Tuesday, 4 September 2012

Stillness and Prayer

He who practices hesychasm must acquire the following five virtues, as a foundation on which to build: silence, self-control, vigilance, humility and patience. Then there are three practices blessed by God: psalmody, prayer and reading - and handiwork for those weak in body. These virtues which we have listed not only embrace all the rest but also consolidate each other. From early morning the hesychast must devote himself to the remembrance of God through prayer and stillness of heart...

Stillness requires above all faith, patience, love with all one's heart and strength and might (cf. Deut. 6:5), and hope.

Nothing so fills the heart with contrition and humbles the soul as solitude embraced with self-awareness, and utter silence.

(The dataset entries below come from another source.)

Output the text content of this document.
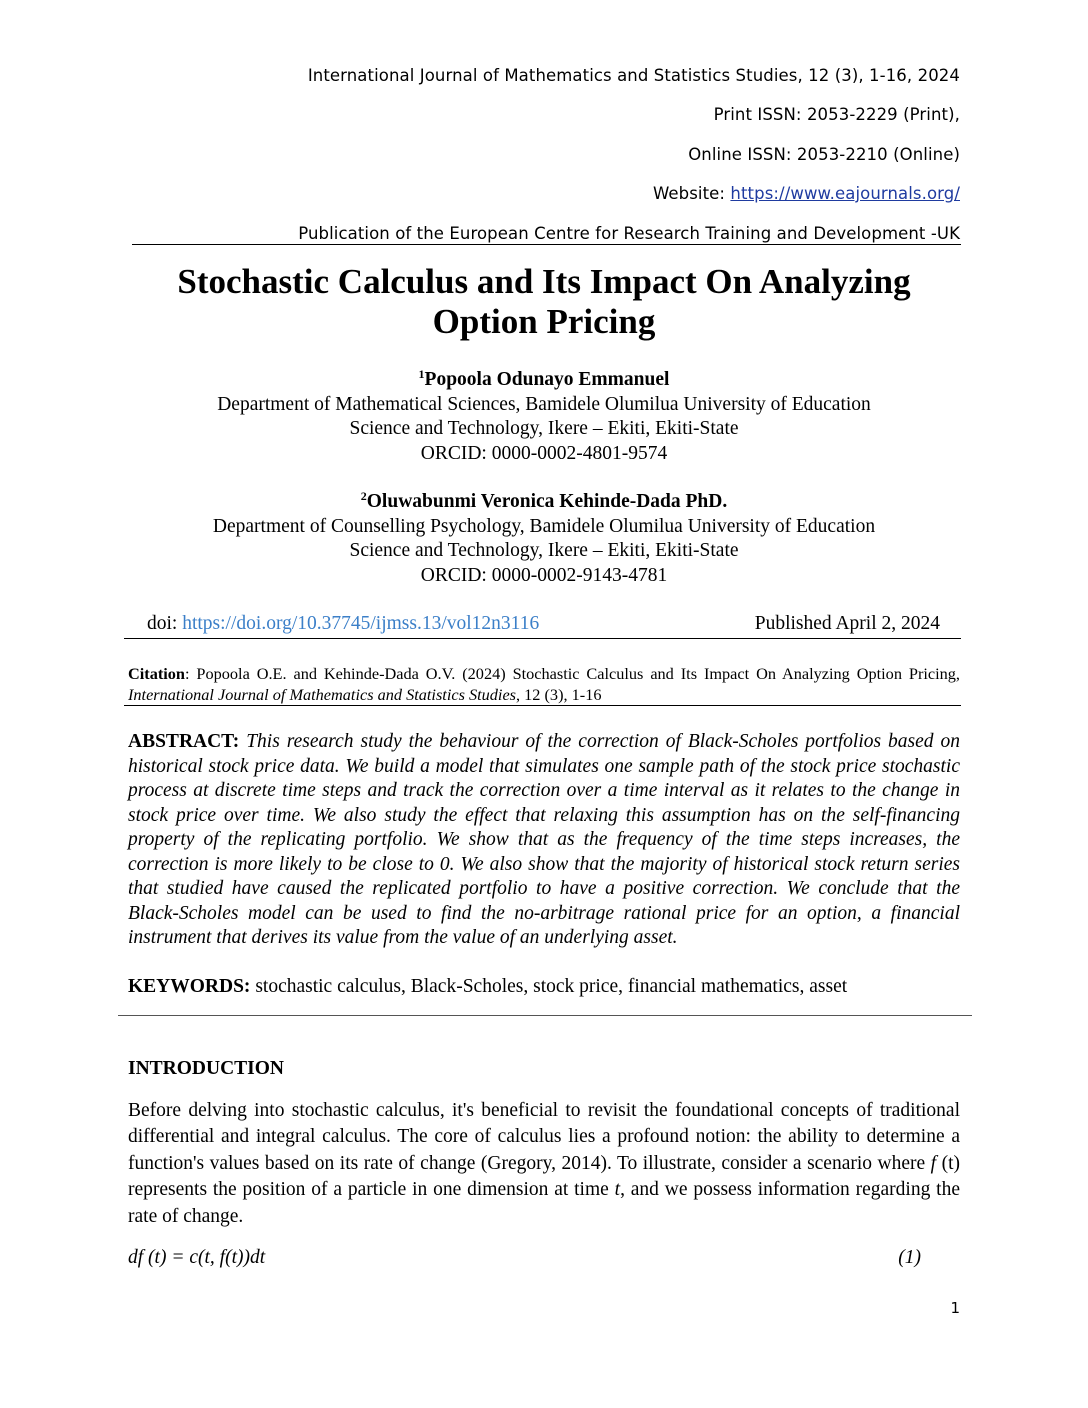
International Journal of Mathematics and Statistics Studies, 12 (3), 1-16, 2024
Print ISSN: 2053-2229 (Print),
Online ISSN: 2053-2210 (Online)
Website: https://www.eajournals.org/
Publication of the European Centre for Research Training and Development -UK
Stochastic Calculus and Its Impact On Analyzing
Option Pricing
$^1$Popoola Odunayo Emmanuel
Department of Mathematical Sciences, Bamidele Olumilua University of Education
Science and Technology, Ikere – Ekiti, Ekiti-State
ORCID: 0000-0002-4801-9574
$^2$Oluwabunmi Veronica Kehinde-Dada PhD.
Department of Counselling Psychology, Bamidele Olumilua University of Education
Science and Technology, Ikere – Ekiti, Ekiti-State
ORCID: 0000-0002-9143-4781
doi: https://doi.org/10.37745/ijmss.13/vol12n3116	Published April 2, 2024
Citation: Popoola O.E. and Kehinde-Dada O.V. (2024) Stochastic Calculus and Its Impact On Analyzing Option Pricing, International Journal of Mathematics and Statistics Studies, 12 (3), 1-16
ABSTRACT: This research study the behaviour of the correction of Black-Scholes portfolios based on historical stock price data. We build a model that simulates one sample path of the stock price stochastic process at discrete time steps and track the correction over a time interval as it relates to the change in stock price over time. We also study the effect that relaxing this assumption has on the self-financing property of the replicating portfolio. We show that as the frequency of the time steps increases, the correction is more likely to be close to 0. We also show that the majority of historical stock return series that studied have caused the replicated portfolio to have a positive correction. We conclude that the Black-Scholes model can be used to find the no-arbitrage rational price for an option, a financial instrument that derives its value from the value of an underlying asset.
KEYWORDS: stochastic calculus, Black-Scholes, stock price, financial mathematics, asset
INTRODUCTION
Before delving into stochastic calculus, it's beneficial to revisit the foundational concepts of traditional differential and integral calculus. The core of calculus lies a profound notion: the ability to determine a function's values based on its rate of change (Gregory, 2014). To illustrate, consider a scenario where f (t) represents the position of a particle in one dimension at time t, and we possess information regarding the rate of change.
df (t) = c(t, f(t))dt	(1)
1
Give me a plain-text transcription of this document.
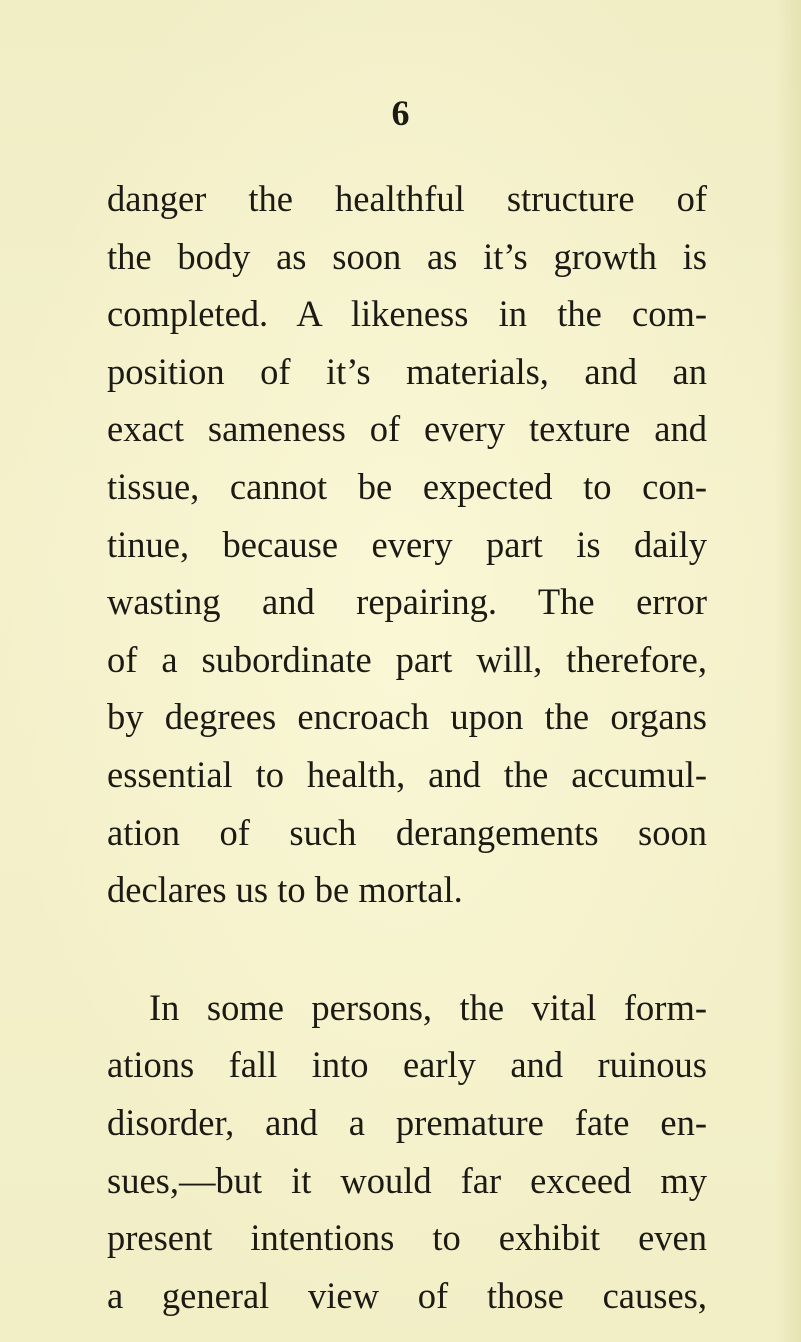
6
danger the healthful structure of
the body as soon as it’s growth is
completed. A likeness in the com-
position of it’s materials, and an
exact sameness of every texture and
tissue, cannot be expected to con-
tinue, because every part is daily
wasting and repairing. The error
of a subordinate part will, therefore,
by degrees encroach upon the organs
essential to health, and the accumul-
ation of such derangements soon
declares us to be mortal.
In some persons, the vital form-
ations fall into early and ruinous
disorder, and a premature fate en-
sues,—but it would far exceed my
present intentions to exhibit even
a general view of those causes,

And nothing so destroys the state of inner stillness and takes away the divine power that comes from it as the following six universal passions: insolence, gluttony, talkativeness, distraction, pretentiousness and the mistress of the passions, self-conceit.


Nothing so makes the soul of those striving to advance on the spiritual path sluggish, apathetic and mindless as self-love, that pimp of the passions. For whenever it induces us to choose bodily ease rather than virtue promoting hardship, or to regard it as positive good sense not willingly to burden ourselves with ascetic labor, especially with respect to the light exertions involved in practicing the commandments, then it causes the soul to relax its efforts to attain a state of stillness, and produces in it a strong, irresistible sense of indolence and slackness.